Watch how companies spend their money: When a company raises money, look closely at where it goes. Beginner investors should favor companies that reinvest capital into tangible assets (like factories and advanced tools) to capture real customer demand over companies that raise money just to survive or clear old debts.
Diversify globally, easily: You don't have to limit your portfolio to purely UK or American companies to build a safe investment strategy. ADRs are an incredibly beginner-friendly tool to diversify your portfolio internationally without the headache of managing foreign currency exchanges or international trading accounts.
ON OUR RADAR
The market never sleeps. Here are the big events on our radar for next week, and why they matter to you:
Wednesday, July 1 - US ISM Manufacturing PMI. This data reveals the health of the American factory sector. Investors watch it closely as a forward-looking health check on economic growth and potential inflation pressures.

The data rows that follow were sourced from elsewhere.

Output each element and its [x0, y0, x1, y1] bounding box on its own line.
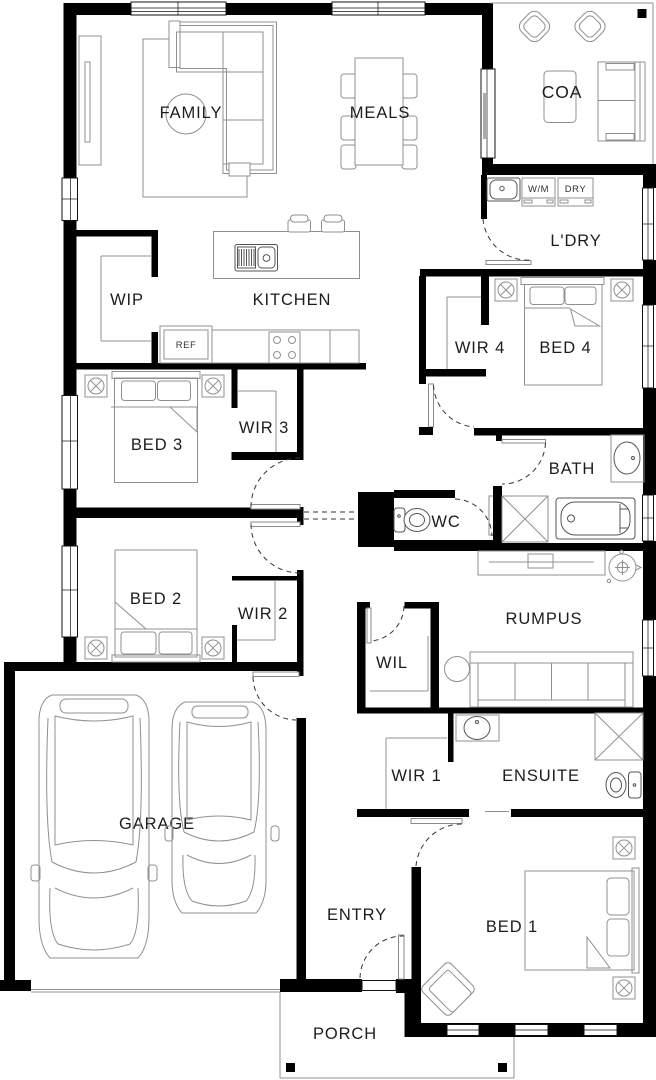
svg-text:FAMILY: FAMILY	[160, 104, 223, 122]
svg-text:L'DRY: L'DRY	[550, 232, 601, 250]
svg-text:RUMPUS: RUMPUS	[506, 610, 583, 628]
svg-text:WIR 4: WIR 4	[455, 339, 505, 357]
svg-text:BED 1: BED 1	[486, 918, 538, 936]
svg-text:BATH: BATH	[549, 460, 595, 478]
svg-text:DRY: DRY	[565, 184, 587, 195]
svg-text:WIR 3: WIR 3	[239, 419, 289, 437]
svg-text:WIR 1: WIR 1	[391, 767, 441, 785]
svg-text:WIL: WIL	[376, 654, 408, 672]
svg-text:ENTRY: ENTRY	[327, 906, 387, 924]
svg-text:MEALS: MEALS	[350, 104, 410, 122]
svg-text:W/M: W/M	[528, 184, 549, 195]
svg-text:BED 2: BED 2	[130, 590, 182, 608]
svg-text:WIR 2: WIR 2	[238, 605, 288, 623]
svg-text:BED 4: BED 4	[539, 339, 591, 357]
svg-text:COA: COA	[542, 82, 583, 102]
svg-text:REF: REF	[176, 340, 197, 351]
svg-text:KITCHEN: KITCHEN	[253, 291, 332, 309]
svg-text:WIP: WIP	[110, 291, 144, 309]
svg-text:WC: WC	[431, 513, 460, 531]
svg-text:ENSUITE: ENSUITE	[502, 767, 580, 785]
svg-text:BED 3: BED 3	[131, 436, 183, 454]
svg-text:PORCH: PORCH	[313, 1025, 377, 1043]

Wednesday, July 1 - UK Manufacturing Purchasing Managers’ Index (PMI). A finalised look at the UK's manufacturing momentum, helping investors gauge whether industrial production is expanding or contracting.
Thursday, July 2 - US Initial Unemployment Claims. The weekly snapshot of job losses in the US, providing real-time data on the strength of the American labour market and giving clues ahead of the major monthly jobs report.
Friday, July 3 - US Markets Closed (Independence Day). Wall Street takes a breather ahead of the July 4th holiday. Expect lower trading volumes globally as major US stock exchanges shut down for the long weekend.